Monument to Felix Dzerzhinsky
- Interactive map of Monument to Felix Dzerzhinsky
- Location: Ufa, Bashkortostan, Russia
- Designer: Albert Seraphimovich Charkin
- Material: Bronze
- Height: 3 m (9.8 ft)
- Opening date: 1987
- Dedicated to: Felix Dzerzhinsky

= Monument to Felix Dzerzhinsky, Ufa =

Monument in Ufa, Russia

The Monument to Felix Dzerzhinsky (Памятник Феликсу Дзержинскому) is a sculpture of Felix Dzerzhinsky, the first chairman of the Cheka, in Dzerzhinsky Park in the city of Ufa in Bashkortostan, Russia.

== History ==

The statue was erected in Ufa in 1987 near the building of the Bashkir KGB (now - the building of the Prosecutor's Office of the Republic of Bashkortostan) in the park behind the "Rodina" cinema.
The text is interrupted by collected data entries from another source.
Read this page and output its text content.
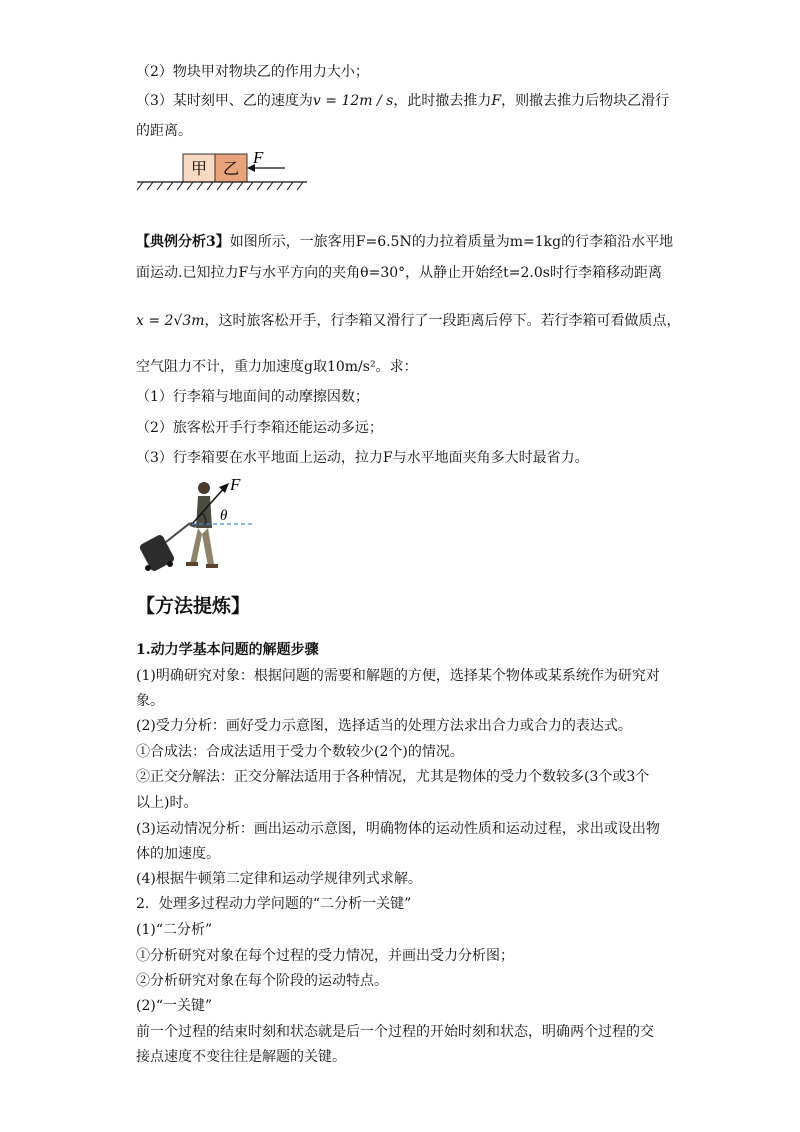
（2）物块甲对物块乙的作用力大小；
（3）某时刻甲、乙的速度为v = 12m / s，此时撤去推力F，则撤去推力后物块乙滑行
的距离。
甲 乙
F
【典例分析3】如图所示，一旅客用F=6.5N的力拉着质量为m=1kg的行李箱沿水平地
面运动.已知拉力F与水平方向的夹角θ=30°，从静止开始经t=2.0s时行李箱移动距离
x = 2√3m，这时旅客松开手，行李箱又滑行了一段距离后停下。若行李箱可看做质点，
空气阻力不计，重力加速度g取10m/s²。求：
（1）行李箱与地面间的动摩擦因数；
（2）旅客松开手行李箱还能运动多远；
（3）行李箱要在水平地面上运动，拉力F与水平地面夹角多大时最省力。
F
θ
【方法提炼】
1.动力学基本问题的解题步骤
(1)明确研究对象：根据问题的需要和解题的方便，选择某个物体或某系统作为研究对
象。
(2)受力分析：画好受力示意图，选择适当的处理方法求出合力或合力的表达式。
①合成法：合成法适用于受力个数较少(2个)的情况。
②正交分解法：正交分解法适用于各种情况，尤其是物体的受力个数较多(3个或3个
以上)时。
(3)运动情况分析：画出运动示意图，明确物体的运动性质和运动过程，求出或设出物
体的加速度。
(4)根据牛顿第二定律和运动学规律列式求解。
2．处理多过程动力学问题的“二分析一关键”
(1)“二分析”
①分析研究对象在每个过程的受力情况，并画出受力分析图；
②分析研究对象在每个阶段的运动特点。
(2)“一关键”
前一个过程的结束时刻和状态就是后一个过程的开始时刻和状态，明确两个过程的交
接点速度不变往往是解题的关键。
The sculptor of the monument was the Leningrad artist Albert Seraphimovich Charkin. The sculpture was cast at the Leningrad plant "Monumentskulptura". Simultaneously with the installation of the monument, a row of poplars were planted behind it.

The popular name of the monument is "With his back to the Motherland" because the monument is behind the "Rodina" ("Motherland") cinema and is turned away from it.